(Last updated November 2019.)
When people talk of great Canadian golf destinations, Toronto is inevitably overlooked in favour of Whistler, the Alberta Rockies, Muskoka, Mont-Tremblant and other popular resort areas. Yet Canada’s largest city tops them all. Found within an hour’s drive of Toronto’s downtown core are more than 200 courses, including several of the country’s top public-play tracks. Among North American cities, only sun-baked San Diego and its suburbs can claim a higher density of golf facilities.
Golfers can choose from Canadian Open venues Glen Abbey and Angus Glen, as well as other acclaimed layouts scattered across a stunningly varied Southern Ontario landscape that includes deciduous and hardwood forests, rivers, lakes, valleys and rocky escarpments. Featured prominently on the play list are courses by top architects such as Jack Nicklaus, Doug Carrick, Tom McBroom and Ron Garl.
Of course, the city Canadians tend to either love or loathe offers numerous other diversions, including waterfront concerts, Blue Jays baseball, art exhibits and a vibrant nightlife and restaurant scene.
But for visitors who prefer green fairways to bustling streets, the biggest attraction of all is the opportunity to discover the best courses of a major Canadian golf destination whose time in the spotlight is long overdue.
Glen Abbey Golf Club
The world-famous Jack Nicklaus-designed layout, located about 30 minutes west of Toronto in Oakville, has hosted 30 Canadian Open Championships. With tight traps, fiendishly contoured greens and water hazards that come into play on 11 holes, the Abbey is a championship test in every sense.
Angus Glen Golf Club
Angus Glen’s South Course grabbed the attention of the golf world in 2002 when it hosted the Canadian Open. Designed by Toronto-based architect Doug Carrick, the South offers a roller-coaster routing through 93 hectares of former pastureland north of Toronto near the city of Markham. Angus Glen’s equally strong North Course, a collaboration between Carrick and American architect Jay Morrish, hosted the Canadian Open in 2007.
Eagles Nest Golf Club
A links-style course carved through a decommissioned sand-and-gravel pit just north of the city near the town of Maple, Eagles Nest is another outstanding design by Carrick, who more than any other modern architect has put his stamp on Toronto golf. Carrick masterfully shaped ugly wasteland into a gorgeous yet daunting course booby-trapped with more than 80 sod-walled bunkers (some so deep they’re equipped with ladders) and hectares of ball-snaring fescue.
Copper Creek Golf Club
Unlike his initially unpromising site at Eagles Nest, architect Carrick had a far more exciting piece of land to work to work with at Copper Creek, a picturesque 7,097-yard course north of the city near the town of Kleinburg. The real fun begins with a plunge at the fourth hole into Humber Valley, where Carrick switches from a links-style approach to a more classical design, allowing the valley’s contours to dictate his routing.
Wooden Sticks
This unique replica course by American architect Ron Garl offers golfers the chance to play famous holes they might otherwise visit only in their dreams. Located in the town of Uxbridge, northeast of the city, Wooden Sticks offers superb recreations of eight of the world’s most famous golf holes, four other holes designed in the style of legendary Pine Valley, as well as six entirely original holes.

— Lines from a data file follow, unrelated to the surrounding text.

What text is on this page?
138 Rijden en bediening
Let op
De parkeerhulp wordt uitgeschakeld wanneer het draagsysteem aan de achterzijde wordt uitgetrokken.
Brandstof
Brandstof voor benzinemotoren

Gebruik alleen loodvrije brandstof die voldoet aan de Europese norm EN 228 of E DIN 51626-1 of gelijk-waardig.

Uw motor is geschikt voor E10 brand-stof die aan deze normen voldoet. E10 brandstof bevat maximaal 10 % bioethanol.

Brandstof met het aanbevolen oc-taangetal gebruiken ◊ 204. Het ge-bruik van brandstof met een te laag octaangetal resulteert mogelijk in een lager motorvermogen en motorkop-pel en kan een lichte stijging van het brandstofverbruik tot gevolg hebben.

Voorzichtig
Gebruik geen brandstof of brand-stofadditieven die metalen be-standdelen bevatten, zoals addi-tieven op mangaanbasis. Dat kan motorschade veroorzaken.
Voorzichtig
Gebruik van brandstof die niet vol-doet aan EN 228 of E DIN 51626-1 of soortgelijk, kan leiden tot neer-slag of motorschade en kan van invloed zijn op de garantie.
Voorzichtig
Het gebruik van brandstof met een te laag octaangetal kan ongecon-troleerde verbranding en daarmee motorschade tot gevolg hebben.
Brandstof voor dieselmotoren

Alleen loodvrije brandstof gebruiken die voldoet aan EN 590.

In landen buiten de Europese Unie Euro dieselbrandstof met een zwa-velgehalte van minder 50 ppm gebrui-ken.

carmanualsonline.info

TPC Toronto at Osprey Valley
Carrick worked minimalist magic at TPC Toronto at Osprey Valley’s three courses, located in the rolling hills of Caledon to the northwest of the city. Heathlands Links offers a mix of deep pot bunkers, mounds and fescue roughs. Osprey Valley North is more of a traditional parkland layout than Heathlands, with raised greens and elevated tees. Osprey Valley Hoot, meanwhile, is a sand-wasteland course in the style of Pine Valley.

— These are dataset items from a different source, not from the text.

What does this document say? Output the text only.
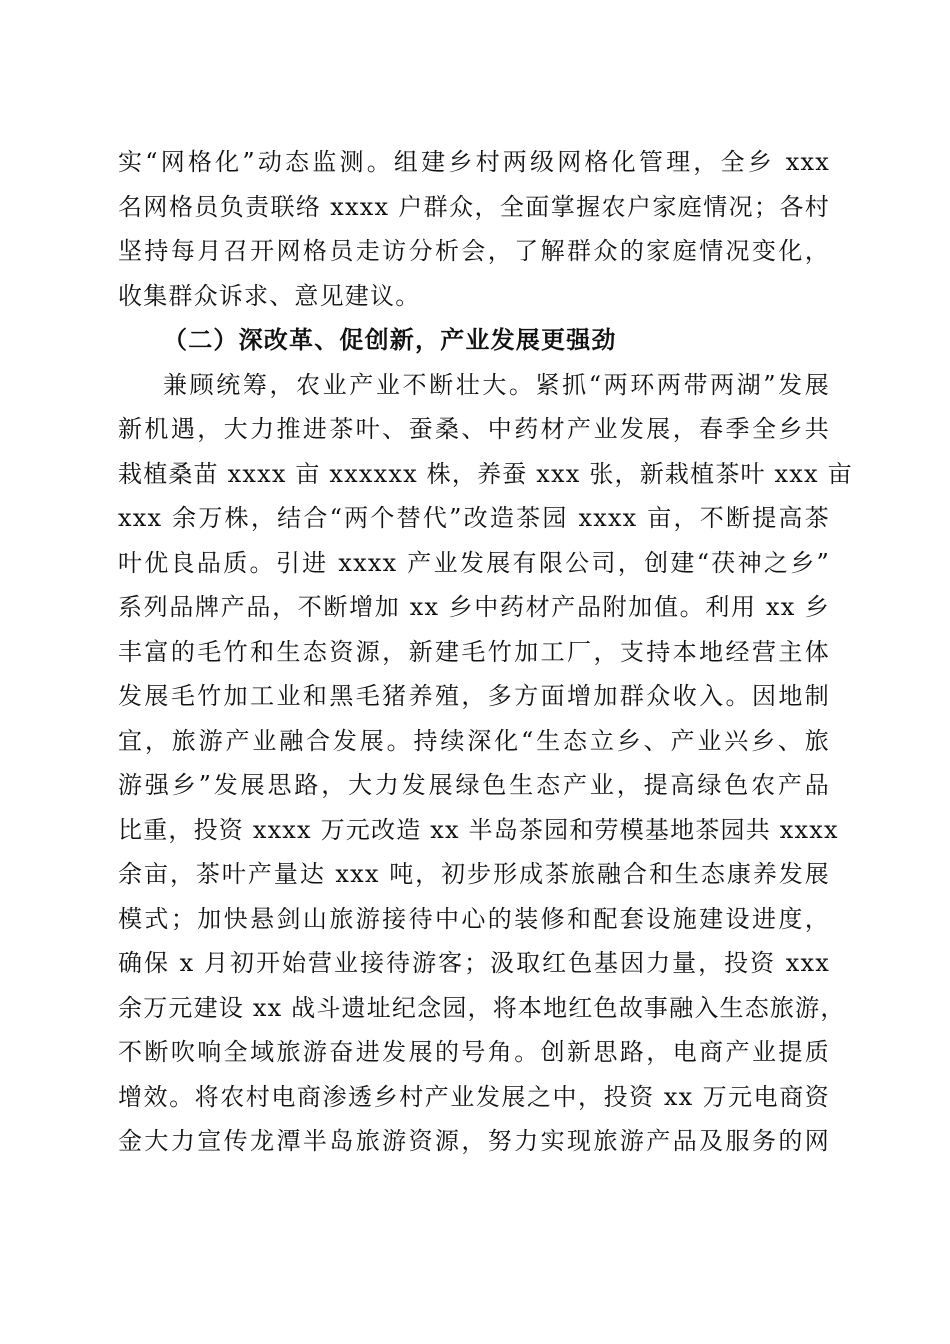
实“网格化”动态监测。组建乡村两级网格化管理，全乡 xxx
名网格员负责联络 xxxx 户群众，全面掌握农户家庭情况；各村
坚持每月召开网格员走访分析会，了解群众的家庭情况变化，
收集群众诉求、意见建议。
（二）深改革、促创新，产业发展更强劲
兼顾统筹，农业产业不断壮大。紧抓“两环两带两湖”发展
新机遇，大力推进茶叶、蚕桑、中药材产业发展，春季全乡共
栽植桑苗 xxxx 亩 xxxxxx 株，养蚕 xxx 张，新栽植茶叶 xxx 亩
xxx 余万株，结合“两个替代”改造茶园 xxxx 亩，不断提高茶
叶优良品质。引进 xxxx 产业发展有限公司，创建“茯神之乡”
系列品牌产品，不断增加 xx 乡中药材产品附加值。利用 xx 乡
丰富的毛竹和生态资源，新建毛竹加工厂，支持本地经营主体
发展毛竹加工业和黑毛猪养殖，多方面增加群众收入。因地制
宜，旅游产业融合发展。持续深化“生态立乡、产业兴乡、旅
游强乡”发展思路，大力发展绿色生态产业，提高绿色农产品
比重，投资 xxxx 万元改造 xx 半岛茶园和劳模基地茶园共 xxxx
余亩，茶叶产量达 xxx 吨，初步形成茶旅融合和生态康养发展
模式；加快悬剑山旅游接待中心的装修和配套设施建设进度，
确保 x 月初开始营业接待游客；汲取红色基因力量，投资 xxx
余万元建设 xx 战斗遗址纪念园，将本地红色故事融入生态旅游，
不断吹响全域旅游奋进发展的号角。创新思路，电商产业提质
增效。将农村电商渗透乡村产业发展之中，投资 xx 万元电商资
金大力宣传龙潭半岛旅游资源，努力实现旅游产品及服务的网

Hockley Valley Golf Course
Like Doug Carrick at Osprey Valley, Toronto architect Tom McBroom took full advantage of the rural setting in shaping this links-style layout about a 20-minute drive north of the airport. McBroom’s routing through the heavily wooded Hockley Hills rises about 90 metres and then plunges as much within a span of several holes.

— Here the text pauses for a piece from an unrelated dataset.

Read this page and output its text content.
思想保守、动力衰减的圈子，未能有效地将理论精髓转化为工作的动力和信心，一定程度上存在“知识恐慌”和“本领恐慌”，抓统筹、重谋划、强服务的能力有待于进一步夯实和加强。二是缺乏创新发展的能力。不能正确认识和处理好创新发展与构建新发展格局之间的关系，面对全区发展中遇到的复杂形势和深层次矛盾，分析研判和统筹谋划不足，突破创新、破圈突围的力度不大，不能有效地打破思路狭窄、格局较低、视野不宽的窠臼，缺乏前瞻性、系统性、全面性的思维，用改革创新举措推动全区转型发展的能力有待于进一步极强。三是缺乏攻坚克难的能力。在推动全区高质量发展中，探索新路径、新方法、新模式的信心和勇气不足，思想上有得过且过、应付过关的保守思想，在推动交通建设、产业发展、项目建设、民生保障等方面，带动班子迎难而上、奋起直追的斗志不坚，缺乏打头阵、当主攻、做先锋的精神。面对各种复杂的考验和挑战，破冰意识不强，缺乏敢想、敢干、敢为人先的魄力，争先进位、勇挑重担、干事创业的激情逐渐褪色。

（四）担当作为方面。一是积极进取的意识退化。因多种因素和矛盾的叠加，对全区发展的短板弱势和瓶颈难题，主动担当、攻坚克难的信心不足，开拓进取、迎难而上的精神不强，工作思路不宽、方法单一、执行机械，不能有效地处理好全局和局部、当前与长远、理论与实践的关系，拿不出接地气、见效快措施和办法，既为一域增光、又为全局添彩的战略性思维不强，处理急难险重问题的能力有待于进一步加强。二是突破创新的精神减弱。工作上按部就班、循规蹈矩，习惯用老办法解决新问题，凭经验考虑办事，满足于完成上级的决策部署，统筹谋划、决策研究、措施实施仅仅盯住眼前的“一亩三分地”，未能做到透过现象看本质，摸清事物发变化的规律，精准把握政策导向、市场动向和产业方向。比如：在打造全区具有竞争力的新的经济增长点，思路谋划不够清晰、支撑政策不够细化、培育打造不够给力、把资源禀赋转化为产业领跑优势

Lionhead Golf and Country Club
Wickedly fast greens, water on 13 holes and dozens of sand traps spell trouble as Lionhead’s Ted Baker-designed Legends course weaves its way through the forests and wetlands of the Credit River Valley to the northwest of Toronto. Lionhead’s second course, Masters, is a Baker design only marginally less challenging than Legends.
Royal Woodbine Golf Club
As much as golfers might like to spend their entire Toronto visit playing golf, many are pressed for time. An ideal option for the harried is Royal Woodbine, a course so conveniently located that Lester B. Pearson International Airport is literally a runway-length away. Course designer Dr. Michael Hurdzan has mined his 6,446-yard track with 75 bunkers and placed water hazards on 17 holes.